Racing beobachtet Clemente Montes nach Angaben von Luciano Aued sehr genau. Der frühere Mittelfeldspieler sagte auf Radio ADN, dass der Klub aus Avellaneda den Angreifer von Universidad Católica auf der Liste habe und ihn gemeinsam mit Gonzalo Tapia verfolge.

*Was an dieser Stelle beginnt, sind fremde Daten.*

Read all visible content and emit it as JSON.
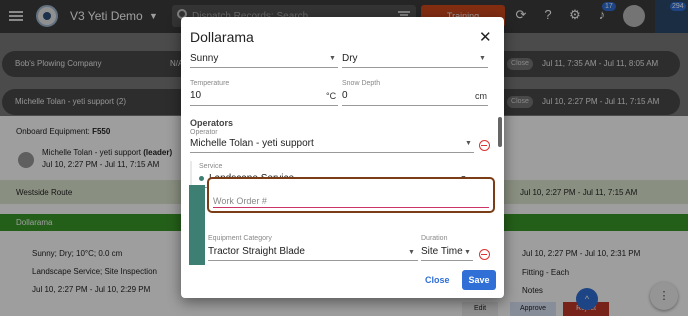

Aued machte die Spur nicht klein. Er sagte, es sei wichtig, internationale Wettbewerbe zu spielen, weil die größeren Klubs aus Südamerika dann auf die Spieler schauen. Über Montes sagte er: Er habe „eine gewaltige Physis“ und beginne zudem, Spielzüge besser zu Ende zu bringen. Das ist für einen Spieler, der sich unter Daniel Garnero längst zum unangefochtenen Stammspieler entwickelt hat, ein weiteres Argument in einem Markt, in dem solche Profile rar sind.
Für Universidad Católica kommt die Nachricht in einer Phase, in der jeder Punkt zählt. Das Team stand zum Zeitpunkt der Berichterstattung bei 17 Punkten und versuchte, vor dem Ende der ersten Runde einen Rückstand von 7 Punkten auf Colo Colo zu verkürzen. Während der Klub also im Campeonato Nacional 2026 um den Anschluss kämpft, werden seine Leistungsträger zugleich von außen beobachtet.
Die Geschichte passt in ein Muster, das Racing mit Spielern aus Universidad Católica bereits früher verfolgt hat. Zwischen 2021 und 2022 hatte Fernando Gago Ignacio Saavedra persönlich angerufen, um ihn zu Racing zu holen. Der Wechsel kam damals nicht zustande. Aued sagte nun über Montes in ähnlichem Ton: „Ich würde mir wünschen, dass er hier ist.“
Gerade darin liegt der Reiz des Vorgangs. Es geht nicht um ein Gerücht aus zweiter Hand, sondern um einen Klub, der sich offenkundig seit geraumer Zeit Namen aus Chile ansieht und die eigenen Kontakte nutzt, sobald ein Profil passt. Montes erfüllt aus Sicht von Aued gleich mehrere Kriterien: körperliche Präsenz, wachsende Effizienz im Abschluss und die Sichtbarkeit, die internationale Einsätze mit sich bringen.
Ob Racing daraus im Wintertransfermarkt 2026 tatsächlich einen Vorstoß macht, ist offen. Sicher ist nur, dass Montes bei Universidad Católica inzwischen zu den Spielern gehört, die nicht mehr übersehen werden. Und in einem Team, das noch auf der Jagd nach Punkten und Platzierungen ist, wird jeder zusätzliche Blick von außen auch zur Prüfung für den Klub selbst.